Replying in any way will at the very least confirm to the spammers that your e-mail address is valid.


----------



## moochedit (Apr 21, 2012)

and don't click on any links in the emails either or open any attachments.


----------



## andrewdroid (Apr 21, 2012)

> it'll be a phishing scam of some kind. you can't stop them once they know your address sadly, so just delete them. ...and don't click on any links in the emails either or open any attachments.
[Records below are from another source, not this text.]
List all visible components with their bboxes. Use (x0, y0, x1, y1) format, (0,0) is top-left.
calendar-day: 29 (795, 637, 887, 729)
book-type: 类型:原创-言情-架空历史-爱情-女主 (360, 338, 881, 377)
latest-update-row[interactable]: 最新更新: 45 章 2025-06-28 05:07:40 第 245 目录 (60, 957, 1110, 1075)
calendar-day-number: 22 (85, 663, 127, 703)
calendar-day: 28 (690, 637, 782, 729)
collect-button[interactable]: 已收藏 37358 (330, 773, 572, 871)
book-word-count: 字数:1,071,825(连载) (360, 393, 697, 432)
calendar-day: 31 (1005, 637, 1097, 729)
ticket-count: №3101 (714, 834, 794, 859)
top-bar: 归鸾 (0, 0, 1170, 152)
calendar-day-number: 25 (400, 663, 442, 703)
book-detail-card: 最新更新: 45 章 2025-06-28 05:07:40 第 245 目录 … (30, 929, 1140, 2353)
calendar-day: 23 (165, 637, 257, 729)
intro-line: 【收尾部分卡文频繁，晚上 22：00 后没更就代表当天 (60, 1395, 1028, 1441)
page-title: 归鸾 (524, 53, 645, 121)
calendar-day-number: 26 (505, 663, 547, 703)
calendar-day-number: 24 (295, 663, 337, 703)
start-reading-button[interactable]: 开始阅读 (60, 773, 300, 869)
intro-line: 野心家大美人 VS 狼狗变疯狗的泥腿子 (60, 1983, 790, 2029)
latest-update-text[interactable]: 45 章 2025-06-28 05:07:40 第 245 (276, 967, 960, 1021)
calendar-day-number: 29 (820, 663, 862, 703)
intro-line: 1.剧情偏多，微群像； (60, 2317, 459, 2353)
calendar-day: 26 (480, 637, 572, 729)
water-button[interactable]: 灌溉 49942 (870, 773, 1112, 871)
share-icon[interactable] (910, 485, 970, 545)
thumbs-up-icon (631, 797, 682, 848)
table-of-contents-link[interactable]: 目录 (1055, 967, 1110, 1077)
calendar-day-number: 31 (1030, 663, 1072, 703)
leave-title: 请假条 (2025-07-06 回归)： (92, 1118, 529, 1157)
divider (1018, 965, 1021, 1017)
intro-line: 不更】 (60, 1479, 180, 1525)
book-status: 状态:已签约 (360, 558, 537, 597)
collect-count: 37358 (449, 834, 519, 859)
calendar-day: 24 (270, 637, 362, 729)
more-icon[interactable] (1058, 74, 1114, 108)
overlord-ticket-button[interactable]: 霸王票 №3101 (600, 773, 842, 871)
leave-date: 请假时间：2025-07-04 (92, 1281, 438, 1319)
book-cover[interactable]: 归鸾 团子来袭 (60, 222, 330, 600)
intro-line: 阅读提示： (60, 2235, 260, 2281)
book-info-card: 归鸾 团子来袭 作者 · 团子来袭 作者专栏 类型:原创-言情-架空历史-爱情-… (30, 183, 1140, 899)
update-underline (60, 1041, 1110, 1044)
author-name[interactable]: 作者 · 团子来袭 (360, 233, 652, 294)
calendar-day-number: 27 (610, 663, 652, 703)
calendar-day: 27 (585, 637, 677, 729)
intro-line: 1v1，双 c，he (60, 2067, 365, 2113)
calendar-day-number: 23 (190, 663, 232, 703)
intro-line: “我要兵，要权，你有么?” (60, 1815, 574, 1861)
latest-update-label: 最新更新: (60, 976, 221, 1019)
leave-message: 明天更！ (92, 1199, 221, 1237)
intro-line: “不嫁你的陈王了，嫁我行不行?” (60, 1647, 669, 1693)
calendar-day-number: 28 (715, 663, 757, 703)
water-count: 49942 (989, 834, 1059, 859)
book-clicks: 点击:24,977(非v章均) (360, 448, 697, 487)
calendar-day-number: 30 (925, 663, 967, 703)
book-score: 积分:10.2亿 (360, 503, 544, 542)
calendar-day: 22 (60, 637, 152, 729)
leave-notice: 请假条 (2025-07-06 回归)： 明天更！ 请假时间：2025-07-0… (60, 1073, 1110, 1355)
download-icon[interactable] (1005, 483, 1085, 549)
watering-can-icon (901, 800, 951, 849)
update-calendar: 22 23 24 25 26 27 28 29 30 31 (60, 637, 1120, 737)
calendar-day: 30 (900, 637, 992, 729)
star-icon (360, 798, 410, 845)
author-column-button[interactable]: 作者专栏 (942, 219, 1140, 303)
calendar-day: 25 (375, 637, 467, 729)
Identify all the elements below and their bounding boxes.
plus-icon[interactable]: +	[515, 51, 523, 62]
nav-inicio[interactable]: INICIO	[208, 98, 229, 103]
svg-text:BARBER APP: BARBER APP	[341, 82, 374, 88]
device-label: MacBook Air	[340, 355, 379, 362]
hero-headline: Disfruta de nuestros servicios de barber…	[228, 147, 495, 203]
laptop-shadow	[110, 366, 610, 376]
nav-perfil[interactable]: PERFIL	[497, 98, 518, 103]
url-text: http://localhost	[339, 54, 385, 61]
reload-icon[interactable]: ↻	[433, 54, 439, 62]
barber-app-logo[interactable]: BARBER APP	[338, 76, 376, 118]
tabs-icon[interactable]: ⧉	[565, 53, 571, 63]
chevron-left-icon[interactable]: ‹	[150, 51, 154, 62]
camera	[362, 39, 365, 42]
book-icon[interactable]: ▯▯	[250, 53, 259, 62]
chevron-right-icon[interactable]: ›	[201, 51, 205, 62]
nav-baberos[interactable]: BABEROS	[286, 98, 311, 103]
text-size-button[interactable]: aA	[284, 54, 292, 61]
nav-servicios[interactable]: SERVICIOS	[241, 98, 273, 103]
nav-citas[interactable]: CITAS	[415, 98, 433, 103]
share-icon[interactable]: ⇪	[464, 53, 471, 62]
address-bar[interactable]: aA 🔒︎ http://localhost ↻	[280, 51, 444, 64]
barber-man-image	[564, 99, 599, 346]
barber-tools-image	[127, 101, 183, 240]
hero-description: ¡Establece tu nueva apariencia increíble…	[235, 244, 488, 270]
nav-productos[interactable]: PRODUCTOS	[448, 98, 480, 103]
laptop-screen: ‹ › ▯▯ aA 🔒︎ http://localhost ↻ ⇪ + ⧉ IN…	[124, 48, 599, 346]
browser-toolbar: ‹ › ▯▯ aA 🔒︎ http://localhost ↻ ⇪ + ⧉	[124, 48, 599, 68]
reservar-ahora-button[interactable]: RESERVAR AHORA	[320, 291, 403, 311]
thanks I havent opened any links or replyed but cant find any scams related to these reciepts.
The thing is the link for App World Support in the mail is legit www.blackberry.com and its from AppWorld@blackberry.com so Im thinking it _is _from blackberry and someone is using my address but I cant find a blackberry mail address that I know is right to send them a complaint or find out if it is them and have it blacklisted on their records.
 Anyone with a blackberry may know the answer but does anyone still use them here after last summer?


----------



## moochedit (Apr 21, 2012)

andrewdroid said:


> thanks I havent opened any links or replyed but cant find any scams related to these reciepts.
> The thing is the link for App World Support in the mail is legit www.blackberry.com and its from AppWorld@blackberry.com so Im thinking it _is _from blackberry and someone is using my address but I cant find a blackberry mail address that I know is right to send them a complaint or find out if it is them and have it blacklisted on their records.
> Anyone with a blackberry may know the answer but does anyone still use them here after last summer?


 
Links can be made to look legitimate. If you hover over the link in the email you should see the real link pop up (assumming you use outlook).
(From addresses in emails are also VERY easily faked. you can pretend to be anyone else)

I have not used blackberry but usually when people sign up with online services or websites they have to click a link that is emailed to them to confirm they have access to the email address that they provided, so it is highly unlikely someone has registered using your email address.

Phising emails like this try to make people think someone is using their identity or has hacked their account and that you need to "do something" to stop it.

All you need to do is delete it.


----------



## andrewdroid (Apr 21, 2012)

ok cheers


----------